Date: Mon, 17 Jun 1996 01:02:40 -0700 From: "Jeffrey D. Wheelhouse" <jdw@wwwi.com> To: freebsd-stable@freebsd.org Subject: Re: Trap 12/supervisor read, page not present Message-ID: <199606170804.BAA14727@voltimand.csd.wwwi.com>
next in thread | raw e-mail | index | archive | help
At 05:22 PM 6/16/96 -0700, you wrote:
> I've been running this same kernel code for the past 40 hours while running
>my "thrash" regression test (which consists of about a dozen parallel
>compiles, a fork-exec-exit endless loop, some filesystem traversal scripts,
>top, and about a half dozen other things that excercise networking and other
>parts of the system. I haven't had any problems. I'm running a variant of this
>code on wcarchive (ftp.cdrom.com) that is slightly older and doesn't contain
>all of the fixes, and it's been up now for 5 days (load is around 700 users
>much of the time).
> ...so I'm at a loss to explain your instability problems. It would help if
>you could describe the hardware you're using, your kernel configuration, and
>the kind of load that is on the machine.
Here is the machine:
ASUS P54NP EISA/PCI Dual-proc motherboard (1 90Mhz Pentium Processor)
2x32mb 70ns SIMMs
Adaptec AHA-2940W Controller
Quantum Empire 2100S (2gig)
Quantum Atlas 34300W (4gig, wide)
Brand X I/O IDE
Micropolis 1.5gig drive jumpered to act as a 500meg and a 1gig
because of controller age
3Com 3c509 (ISA, running 10BaseT)
Brand X Cirrus ISA video card
I'll replace any part except the SCSI disks and the RAM to make it work.

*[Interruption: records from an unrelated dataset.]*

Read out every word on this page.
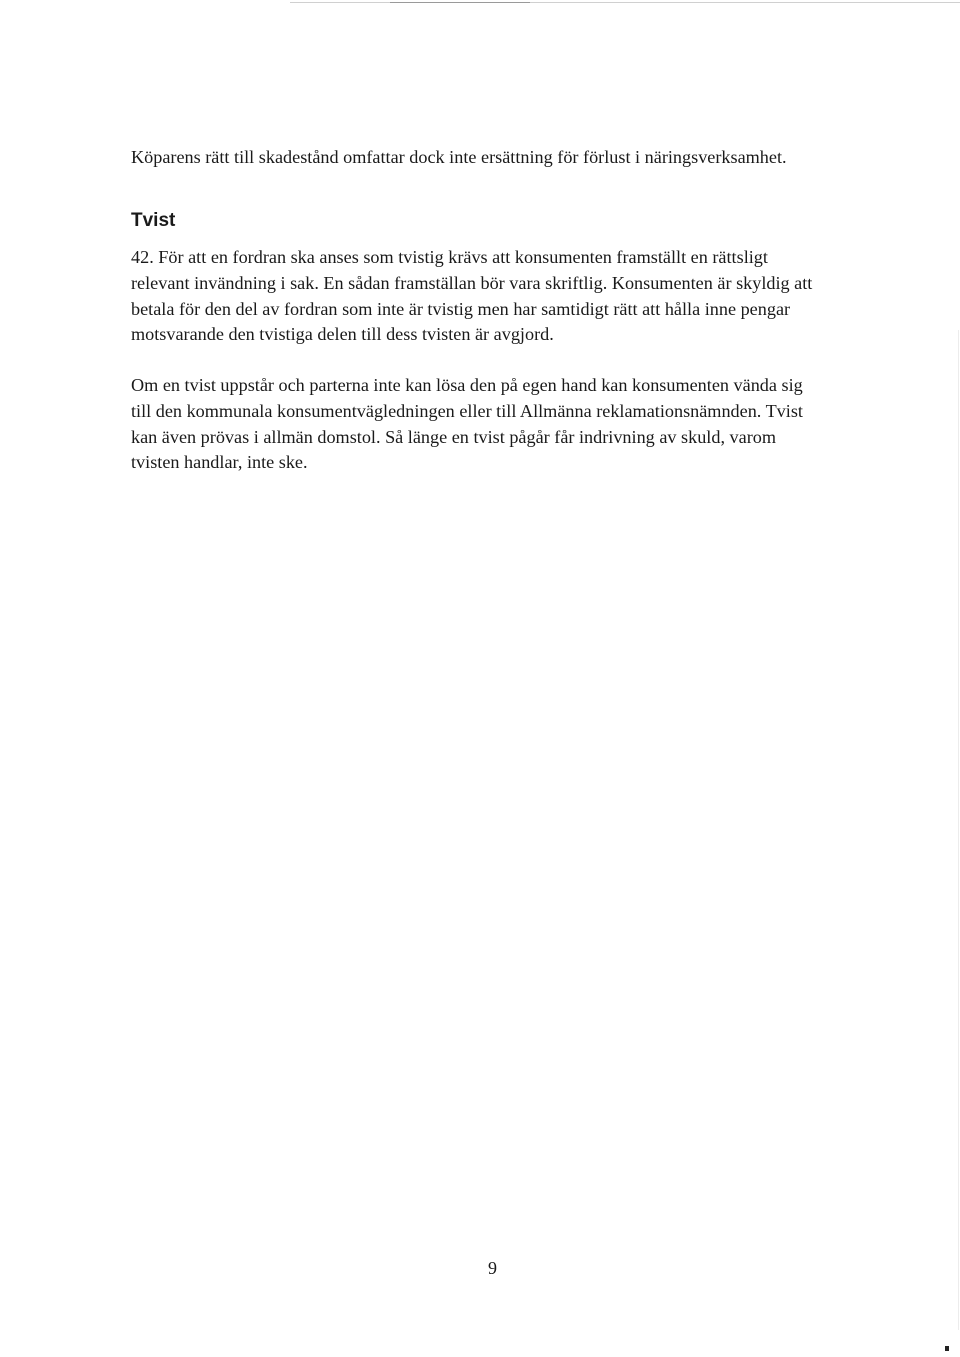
Köparens rätt till skadestånd omfattar dock inte ersättning för förlust i näringsverksamhet.

Tvist

42. För att en fordran ska anses som tvistig krävs att konsumenten framställt en rättsligt
relevant invändning i sak. En sådan framställan bör vara skriftlig. Konsumenten är skyldig att
betala för den del av fordran som inte är tvistig men har samtidigt rätt att hålla inne pengar
motsvarande den tvistiga delen till dess tvisten är avgjord.

Om en tvist uppstår och parterna inte kan lösa den på egen hand kan konsumenten vända sig
till den kommunala konsumentvägledningen eller till Allmänna reklamationsnämnden. Tvist
kan även prövas i allmän domstol. Så länge en tvist pågår får indrivning av skuld, varom
tvisten handlar, inte ske.

9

This machine previously ran Unixware 2.0 (sold to SCO, ugh), and Linux
(just didn't like Linux) under similar workloads without problems but
that by now means rules out some new failure. The Atlas is the only
new component because a Grand Prix died under the pressure of being news
spool.
Here is my kernel configuration:
machine "i386"
cpu "I386_CPU"
cpu "I486_CPU"
cpu "I586_CPU"
ident VOLTIMAND
maxusers 32
options MATH_EMULATE #Support for x87 emulation
options INET #InterNETworking
options FFS #Berkeley Fast Filesystem
options NFS #Network Filesystem
options "CD9660" #ISO 9660 Filesystem
options PROCFS #Process filesystem
options "COMPAT_43" #Compatible with BSD 4.3
options "SCSI_DELAY=5" #Be pessimistic about Joe SCSI device
options BOUNCE_BUFFERS #include support for DMA bounce buffers
options UCONSOLE #Allow users to grab the console
config kernel root on wd0
controller isa0
controller eisa0
controller pci0
controller fdc0 at isa? port "IO_FD1" bio irq 6 drq 2 vector fdintr
disk fd0 at fdc0 drive 0
disk fd1 at fdc0 drive 1
tape ft0 at fdc0 drive 2
controller wdc0 at isa? port "IO_WD1" bio irq 14 vector wdintr
disk wd0 at wdc0 drive 0
disk wd1 at wdc0 drive 1
controller wdc1 at isa? port "IO_WD2" bio irq 15 vector wdintr
disk wd2 at wdc1 drive 0
disk wd3 at wdc1 drive 1
controller ahc0
controller ahc1
controller scbus0
device sd0
device st0
device cd0 #Only need one of these, the code dynamically grows
device sc0 at isa? port "IO_KBD" tty irq 1 vector scintr
device npx0 at isa? port "IO_NPX" irq 13 vector npxintr
device sio0 at isa? port "IO_COM1" tty irq 4 vector siointr
device sio1 at isa? port "IO_COM2" tty irq 3 vector siointr
device lpt0 at isa? port? tty irq 7 vector lptintr
device ep0 at isa? port 0x300 net irq 5 vector epintr
pseudo-device loop
pseudo-device ether
pseudo-device log
pseudo-device bpfilter 1
pseudo-device pty 16
pseudo-device gzip # Exec gzipped a.out's
Basically I stripped everything I didn't need in the hopes
of expurgating the problem.
This machine runs a moderate newsserver. The problem appears to
be related to this server (INN 1.4Unoff4) because on the last reboot
fsck ate the active file, preventing news from starting and the
machine stayed up for the 10+ hours until I came home.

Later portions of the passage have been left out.